The reliably conservative Scalia lost big ones, too.

He wrote a stinging dissent in the decision that allowed same-sex marriage across the country. He was also in the minority in the decisions that upheld President Barack Obama's health reform.

Scalia's memorable dissent on same-sex marriage said the judges had no right to decide the issue for 50 states. In its opening paragraph, he wrote: "Today's decree says that my Ruler, and the Ruler of 320 million Americans coast-to-coast, is a majority of the nine lawyers on the Supreme Court."

The court is now scheduled to hear a case on Obama's climate-change regulations. It just announced last week that it would consider whether he had the constitutional right to limit emissions from power plants.

Obama has already been warned by the rival party that it won't confirm anyone before he leaves office next January.

"This will get ugly," said Jeffrey Lax of Columbia University. "But I don't see a historical precedent for leaving this seat open."

He called it "utterly absurd" for Obama's rivals to expect an 11-month vacancy until he steps down, which would mean cases ending in a 4-4 tie would have lower-court rulings upheld.

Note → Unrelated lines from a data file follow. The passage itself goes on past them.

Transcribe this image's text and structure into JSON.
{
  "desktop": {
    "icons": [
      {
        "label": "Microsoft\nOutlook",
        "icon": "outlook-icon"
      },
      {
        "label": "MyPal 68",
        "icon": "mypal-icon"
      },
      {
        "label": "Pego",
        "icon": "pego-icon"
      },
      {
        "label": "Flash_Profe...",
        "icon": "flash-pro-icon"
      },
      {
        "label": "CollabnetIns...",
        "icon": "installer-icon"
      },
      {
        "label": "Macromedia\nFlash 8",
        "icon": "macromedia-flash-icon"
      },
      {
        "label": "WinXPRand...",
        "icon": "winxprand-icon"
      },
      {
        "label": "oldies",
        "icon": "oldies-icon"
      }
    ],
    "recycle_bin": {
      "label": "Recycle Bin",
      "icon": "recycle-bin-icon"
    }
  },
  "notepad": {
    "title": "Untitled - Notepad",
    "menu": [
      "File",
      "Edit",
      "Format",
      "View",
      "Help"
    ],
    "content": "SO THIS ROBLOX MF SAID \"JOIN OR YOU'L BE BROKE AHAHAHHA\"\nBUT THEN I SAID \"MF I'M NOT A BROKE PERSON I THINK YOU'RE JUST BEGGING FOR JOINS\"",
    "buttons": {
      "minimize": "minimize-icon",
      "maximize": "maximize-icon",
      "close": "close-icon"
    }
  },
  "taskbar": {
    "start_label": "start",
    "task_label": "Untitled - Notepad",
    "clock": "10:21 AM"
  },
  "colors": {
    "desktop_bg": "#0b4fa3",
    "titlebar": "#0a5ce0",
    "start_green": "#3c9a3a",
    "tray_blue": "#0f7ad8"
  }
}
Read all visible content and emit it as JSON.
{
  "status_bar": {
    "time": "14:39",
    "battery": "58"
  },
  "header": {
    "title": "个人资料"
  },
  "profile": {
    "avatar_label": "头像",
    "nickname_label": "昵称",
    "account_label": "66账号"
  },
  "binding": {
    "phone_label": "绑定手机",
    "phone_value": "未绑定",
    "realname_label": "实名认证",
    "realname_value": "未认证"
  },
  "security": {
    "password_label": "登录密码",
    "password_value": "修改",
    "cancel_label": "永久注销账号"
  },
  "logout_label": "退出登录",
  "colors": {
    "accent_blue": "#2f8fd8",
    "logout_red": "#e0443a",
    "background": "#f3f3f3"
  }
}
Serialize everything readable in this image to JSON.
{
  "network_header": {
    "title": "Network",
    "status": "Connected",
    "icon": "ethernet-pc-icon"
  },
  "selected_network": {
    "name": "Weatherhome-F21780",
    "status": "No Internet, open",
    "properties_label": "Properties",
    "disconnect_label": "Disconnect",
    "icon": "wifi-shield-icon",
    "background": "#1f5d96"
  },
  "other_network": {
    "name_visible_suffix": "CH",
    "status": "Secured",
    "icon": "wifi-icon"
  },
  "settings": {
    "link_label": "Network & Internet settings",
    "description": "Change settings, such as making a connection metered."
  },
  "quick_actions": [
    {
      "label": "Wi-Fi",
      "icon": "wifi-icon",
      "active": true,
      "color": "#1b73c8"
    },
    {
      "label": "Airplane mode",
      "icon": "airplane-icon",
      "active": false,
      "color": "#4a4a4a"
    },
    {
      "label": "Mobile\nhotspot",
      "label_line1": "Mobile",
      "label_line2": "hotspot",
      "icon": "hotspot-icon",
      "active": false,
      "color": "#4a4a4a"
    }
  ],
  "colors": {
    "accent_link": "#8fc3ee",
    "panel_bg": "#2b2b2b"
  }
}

Bonneau said it's understandable for Republicans to choose delay. But he called it a gamble. Conservatives have some leverage now, and could probably insist on a middle-of-the-road appointment in exchange for their votes.

Or they could go all-or-nothing and hope they win in November.

"If the Republicans think they can win the White House, they should stall," he said.

Emenaker cited lame-duck precedents. He said Congressional Quarterly estimates that about half of non-confirmed justices were because of outgoing presidents. Congress even lowered the number of justices to seven under Andrew Johnson, then raised it to nine once he was gone.

That being said, even nominating a middle-of-the-road moderate would alter the court: "(It) would be a big change from Scalia who is one of the most conservative justices."